Tramcolumn
165
TRAMWETENSCHAP (020712)
Foto's van Tom Mulder
tenzij anders vermeld
tommulder@amsterdamsetrams.nl
Mijn zeer actieve
jaren als tramhobbyist was een ongeevenaarde en een echt fantastische
tijd, die ik echt nooit meer zal vergeten. Ik leefde een aantal jaren
bijna alleen voor de tram.

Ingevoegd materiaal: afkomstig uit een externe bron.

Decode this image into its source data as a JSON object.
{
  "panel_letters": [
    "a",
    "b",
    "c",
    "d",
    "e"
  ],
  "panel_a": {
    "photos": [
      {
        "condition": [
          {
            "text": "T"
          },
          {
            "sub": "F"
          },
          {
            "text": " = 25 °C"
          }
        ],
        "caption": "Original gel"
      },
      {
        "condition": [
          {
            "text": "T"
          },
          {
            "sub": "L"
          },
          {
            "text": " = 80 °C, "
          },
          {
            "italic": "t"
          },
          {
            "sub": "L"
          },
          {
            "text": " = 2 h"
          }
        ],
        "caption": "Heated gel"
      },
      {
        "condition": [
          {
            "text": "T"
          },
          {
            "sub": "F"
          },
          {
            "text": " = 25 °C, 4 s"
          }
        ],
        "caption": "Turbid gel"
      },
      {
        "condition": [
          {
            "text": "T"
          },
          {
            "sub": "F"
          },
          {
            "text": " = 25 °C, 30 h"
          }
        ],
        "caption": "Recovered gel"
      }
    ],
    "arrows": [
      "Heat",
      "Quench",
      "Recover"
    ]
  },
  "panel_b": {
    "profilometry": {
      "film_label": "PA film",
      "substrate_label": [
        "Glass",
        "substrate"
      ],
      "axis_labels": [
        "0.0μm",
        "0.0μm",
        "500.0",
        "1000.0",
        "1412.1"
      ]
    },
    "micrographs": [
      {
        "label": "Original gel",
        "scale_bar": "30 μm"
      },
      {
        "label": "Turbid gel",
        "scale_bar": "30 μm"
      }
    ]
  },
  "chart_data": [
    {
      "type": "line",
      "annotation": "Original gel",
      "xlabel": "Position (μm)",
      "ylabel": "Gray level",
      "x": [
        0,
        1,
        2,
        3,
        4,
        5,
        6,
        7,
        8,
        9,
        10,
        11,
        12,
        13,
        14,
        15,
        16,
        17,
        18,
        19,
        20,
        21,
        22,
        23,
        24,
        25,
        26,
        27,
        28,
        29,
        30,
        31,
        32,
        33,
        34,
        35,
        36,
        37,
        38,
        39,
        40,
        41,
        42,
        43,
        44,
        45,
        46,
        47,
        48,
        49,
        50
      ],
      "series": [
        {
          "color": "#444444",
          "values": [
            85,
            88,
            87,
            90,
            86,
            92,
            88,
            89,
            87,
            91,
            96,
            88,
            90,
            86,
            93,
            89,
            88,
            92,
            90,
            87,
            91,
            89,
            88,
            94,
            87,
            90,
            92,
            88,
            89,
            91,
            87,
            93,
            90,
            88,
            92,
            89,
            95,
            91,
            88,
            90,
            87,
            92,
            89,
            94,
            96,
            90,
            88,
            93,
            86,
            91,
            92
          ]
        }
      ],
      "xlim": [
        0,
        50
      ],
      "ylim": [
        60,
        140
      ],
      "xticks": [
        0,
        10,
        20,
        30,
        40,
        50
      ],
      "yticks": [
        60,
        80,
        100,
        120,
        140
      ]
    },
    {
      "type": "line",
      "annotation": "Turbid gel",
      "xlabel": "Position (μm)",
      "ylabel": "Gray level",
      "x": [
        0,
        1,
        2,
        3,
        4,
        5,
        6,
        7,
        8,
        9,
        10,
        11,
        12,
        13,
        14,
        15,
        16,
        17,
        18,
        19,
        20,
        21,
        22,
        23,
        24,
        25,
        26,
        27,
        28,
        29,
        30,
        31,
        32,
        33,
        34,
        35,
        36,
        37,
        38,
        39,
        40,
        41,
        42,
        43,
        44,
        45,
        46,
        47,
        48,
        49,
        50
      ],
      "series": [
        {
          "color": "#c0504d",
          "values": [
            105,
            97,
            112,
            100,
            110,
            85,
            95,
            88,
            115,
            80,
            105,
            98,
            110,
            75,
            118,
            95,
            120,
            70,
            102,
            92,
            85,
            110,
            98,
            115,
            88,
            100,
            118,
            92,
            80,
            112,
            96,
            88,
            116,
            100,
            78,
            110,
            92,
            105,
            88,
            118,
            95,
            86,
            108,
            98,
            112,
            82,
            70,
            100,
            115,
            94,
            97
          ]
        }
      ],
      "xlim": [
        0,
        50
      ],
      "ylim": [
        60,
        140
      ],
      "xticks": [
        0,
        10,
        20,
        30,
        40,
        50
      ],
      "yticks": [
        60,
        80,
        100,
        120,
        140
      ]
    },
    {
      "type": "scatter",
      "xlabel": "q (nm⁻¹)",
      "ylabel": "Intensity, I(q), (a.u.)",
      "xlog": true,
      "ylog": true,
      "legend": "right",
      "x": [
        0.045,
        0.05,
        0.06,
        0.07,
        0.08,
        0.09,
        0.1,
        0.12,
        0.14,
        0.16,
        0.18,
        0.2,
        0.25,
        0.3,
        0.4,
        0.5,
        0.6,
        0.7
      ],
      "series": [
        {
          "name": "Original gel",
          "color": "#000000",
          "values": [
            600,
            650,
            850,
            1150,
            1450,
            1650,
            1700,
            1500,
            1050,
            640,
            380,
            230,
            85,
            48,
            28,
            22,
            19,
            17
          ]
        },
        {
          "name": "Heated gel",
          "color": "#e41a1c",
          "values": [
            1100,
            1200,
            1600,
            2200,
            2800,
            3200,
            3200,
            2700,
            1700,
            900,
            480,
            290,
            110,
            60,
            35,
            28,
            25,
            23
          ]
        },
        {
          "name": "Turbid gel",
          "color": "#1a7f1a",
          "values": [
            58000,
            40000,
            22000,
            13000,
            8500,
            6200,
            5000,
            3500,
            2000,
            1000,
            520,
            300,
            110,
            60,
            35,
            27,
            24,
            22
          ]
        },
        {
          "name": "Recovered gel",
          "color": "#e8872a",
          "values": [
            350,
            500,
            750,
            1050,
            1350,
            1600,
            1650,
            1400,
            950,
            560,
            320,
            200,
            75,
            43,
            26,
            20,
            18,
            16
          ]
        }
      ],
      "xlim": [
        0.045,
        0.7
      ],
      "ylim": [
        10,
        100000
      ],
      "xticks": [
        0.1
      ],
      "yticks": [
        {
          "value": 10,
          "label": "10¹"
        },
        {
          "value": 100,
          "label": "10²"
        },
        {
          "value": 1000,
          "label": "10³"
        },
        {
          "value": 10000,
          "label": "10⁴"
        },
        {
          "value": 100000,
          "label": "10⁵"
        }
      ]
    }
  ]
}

Zoals ik al eerder schreef, viel ik bijna om
van verbazing toen ik merkte, dat vele anderen zich ook ‘schuldig
maakten’ aan de ‘tramwetenschap’. Bij elke aktiviteit, die je onderneemt
blijf je toch altijd met dat soort vragen zitten.

Alle hobbyisten
waren toen razend enthousiast over het wel en wee van de tweeassers.
Toen deze tramseries het tijdelijke met het eeuwige hadden geruild,
bleven eerst de drieassers en uiteraard de nieuwere, gelede series over.
En geleidelijk zag je het aantal hobbyisten afnemen. Ze waren nauwelijks
of niet in de nieuwe series geďnteresseerd. Toen de ‘nieuwe’ trams uit
de 60s vaak nog ouder waren dan de tweeassers ooit werden, bleef de
interesse mager. Dus hier is de vraag voor vandaag: waarom? Wat maakte
de tweeassers zo aantrekkelijk voor tramwetenschappers?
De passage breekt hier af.